Writing lessons from non-writers
Here is another lesson these prisoners have for those of us who write as our profession: Because they did not think of themselves as writers, they did not suffer the ego problems that hound us. Their humility and openness to constructive criticism — not to mention tough editing — was beyond admirable. I have worked with some fine editors (top on the list is the editor of Nieman Storyboard), but I also have resisted and fought editing — some of it probably pretty decent — because I was too in love with my own words.
These men were sponges for the editing process. They delighted when they received their work back covered in ink. They asked for more. Some of the work ended up being published; some won awards. These pieces, and hundreds of others that never saw the light of day outside those walls, went through multiple revisions.
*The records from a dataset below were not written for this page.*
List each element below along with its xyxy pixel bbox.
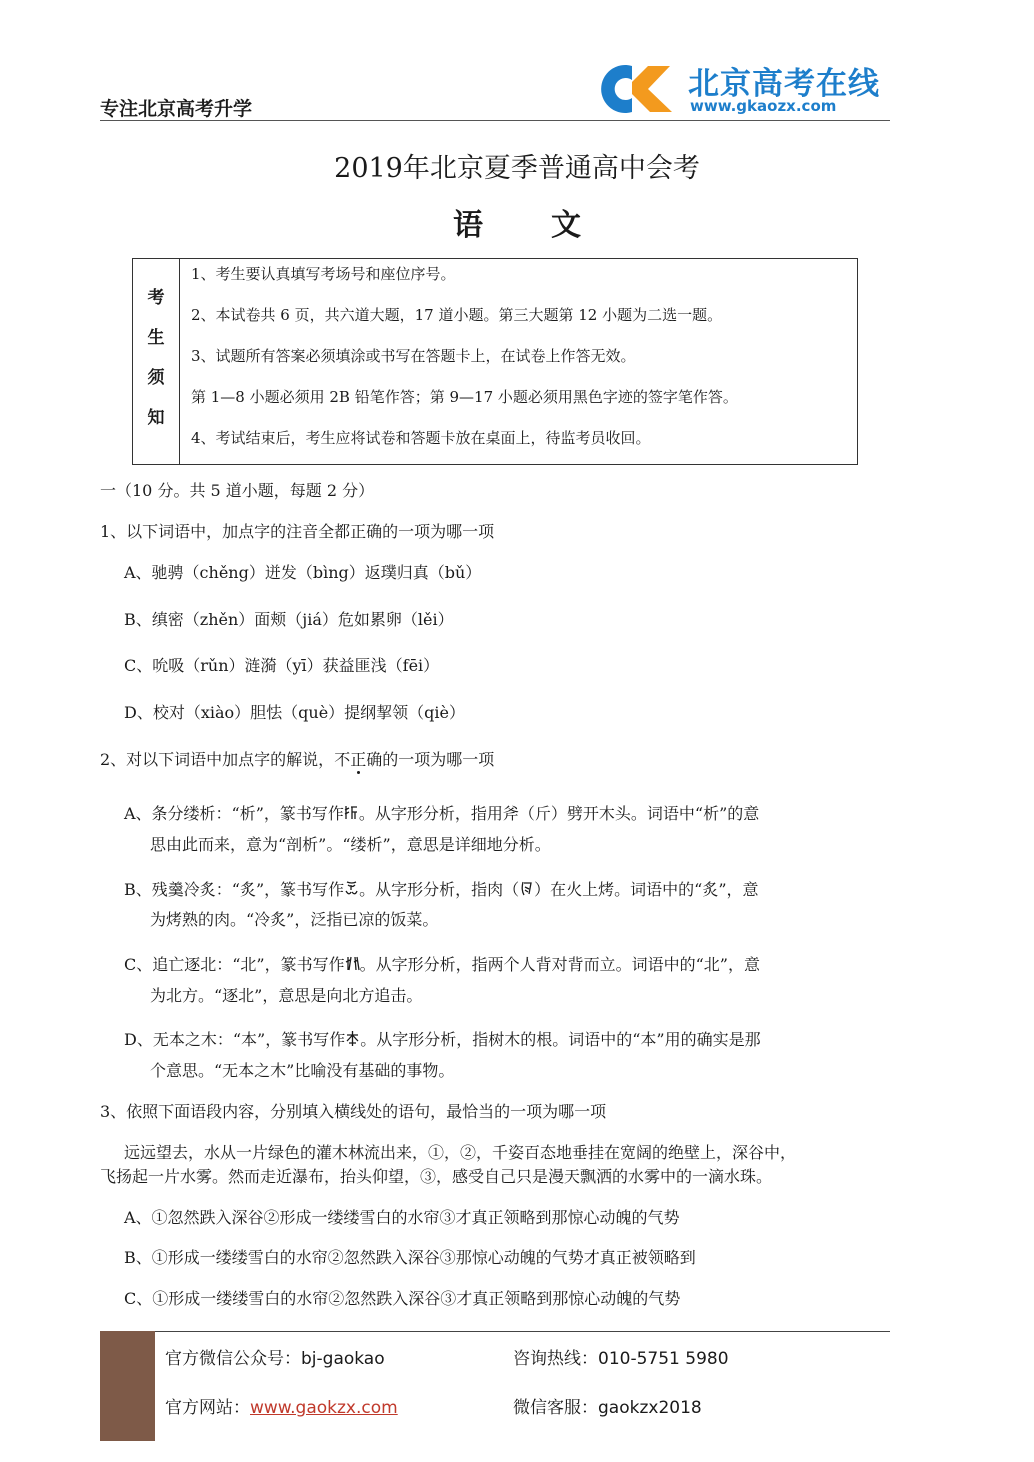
footer-site-link[interactable]: www.gaokzx.com (250, 1398, 398, 1418)
question-2-option-a-cont: 思由此而来，意为“剖析”。“缕析”，意思是详细地分析。 (150, 835, 551, 854)
question-1-stem: 1、以下词语中，加点字的注音全都正确的一项为哪一项 (100, 522, 495, 541)
exam-notice-box (132, 258, 858, 465)
notice-side-char: 生 (147, 328, 165, 348)
document-subject (0, 200, 1034, 244)
seal-script-rou-icon (519, 880, 534, 897)
option-text: D、无本之木：“本”，篆书写作 (124, 1030, 346, 1049)
document-title: 2019年北京夏季普通高中会考 (334, 153, 700, 184)
question-1-option-a: A、驰骋（chěng）迸发（bìng）返璞归真（bǔ） (124, 563, 482, 582)
question-3-passage-2: 飞扬起一片水雾。然而走近瀑布，抬头仰望，③，感受自己只是漫天飘洒的水雾中的一滴水珠。 (100, 1167, 773, 1186)
option-text: C、追亡逐北：“北”，篆书写作 (124, 955, 345, 974)
question-1-option-b: B、缜密（zhěn）面颊（jiá）危如累卵（lěi） (124, 610, 454, 629)
option-text: 。从字形分析，指树木的根。词语中的“本”用的确实是那 (360, 1030, 761, 1049)
header-tagline: 专注北京高考升学 (100, 98, 253, 120)
question-2-option-d (124, 1027, 761, 1050)
footer-accent-bar (100, 1331, 155, 1441)
question-3-option-a: A、①忽然跌入深谷②形成一缕缕雪白的水帘③才真正领略到那惊心动魄的气势 (124, 1208, 680, 1227)
site-logo[interactable] (586, 58, 896, 120)
question-2-stem (100, 747, 494, 770)
notice-side-char: 知 (147, 408, 165, 428)
notice-side-label (133, 259, 180, 464)
option-text: A、条分缕析：“析”，篆书写作 (124, 804, 344, 823)
question-3-passage-1: 远远望去，水从一片绿色的灌木林流出来，①，②，千姿百态地垂挂在宽阔的绝壁上，深谷中， (124, 1143, 797, 1162)
option-text: B、残羹冷炙：“炙”，篆书写作 (124, 880, 345, 899)
notice-side-char: 考 (147, 288, 165, 308)
seal-script-zhi-icon (344, 880, 359, 897)
question-2-option-d-cont: 个意思。“无本之木”比喻没有基础的事物。 (150, 1061, 455, 1080)
footer-service: 微信客服：gaokzx2018 (513, 1398, 702, 1418)
notice-side-char: 须 (147, 368, 165, 388)
option-text: 。从字形分析，指肉（ (359, 880, 520, 899)
question-2-stem-b: 的一项为哪一项 (382, 750, 495, 769)
question-2-option-b (124, 877, 759, 900)
header-divider (100, 120, 890, 121)
footer-site (165, 1393, 398, 1418)
notice-line: 第 1—8 小题必须用 2B 铅笔作答；第 9—17 小题必须用黑色字迹的签字笔作答。 (191, 388, 738, 406)
question-2-option-a (124, 801, 759, 824)
notice-line: 3、试题所有答案必须填涂或书写在答题卡上，在试卷上作答无效。 (191, 347, 636, 365)
option-text: 。从字形分析，指两个人背对背而立。词语中的“北”，意 (359, 955, 760, 974)
logo-mark-icon (586, 58, 682, 120)
question-2-stem-emphasis: 不正确 (334, 750, 383, 769)
question-1-option-d: D、校对（xiào）胆怯（què）提纲挈领（qiè） (124, 703, 465, 722)
footer-wechat: 官方微信公众号：bj-gaokao (165, 1349, 385, 1369)
notice-line: 4、考试结束后，考生应将试卷和答题卡放在桌面上，待监考员收回。 (191, 429, 651, 447)
seal-script-xi-icon (344, 804, 359, 821)
option-text: ）在火上烤。词语中的“炙”，意 (534, 880, 759, 899)
question-2-stem-a: 2、对以下词语中加点字的解说， (100, 750, 335, 769)
seal-script-ben-icon (345, 1030, 360, 1047)
subject-char-2: 文 (551, 208, 581, 243)
question-3-option-b: B、①形成一缕缕雪白的水帘②忽然跌入深谷③那惊心动魄的气势才真正被领略到 (124, 1248, 696, 1267)
notice-line: 1、考生要认真填写考场号和座位序号。 (191, 265, 456, 283)
seal-script-bei-icon (345, 955, 360, 972)
footer-divider (155, 1331, 890, 1332)
section-heading: 一（10 分。共 5 道小题，每题 2 分） (100, 481, 375, 500)
question-2-option-c (124, 952, 760, 975)
question-1-option-c: C、吮吸（rǔn）涟漪（yī）获益匪浅（fēi） (124, 656, 440, 675)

I believe the record was seven.
Of course, these men had time — a dark-humor joke they frequently made when faced with another revision — that working journalists often do not. But it was their eagerness, their openness to actual revision (literally “seeing again”) that was so refreshing.
A final lesson from these caged writers, especially for those of us who freelance — which means we labor over detailed pitches that don’t get green-lit, or who write books, which means we labor over 10,000-word proposals that go nowhere: It is not publication that makes a writer. It is writing. It is the act of seeing and hearing, of recording and remembering, of shaping.
As I told the men so many times and as I struggle to remind myself. Maybe you can use a reminder, too, this one from Marge Piercy:
The real writer is one
who really writes…
Work is its own cure.
* * *
Lauren Kessler is an Oregon-based narrative journalist, teacher and author of 15 nonfiction books.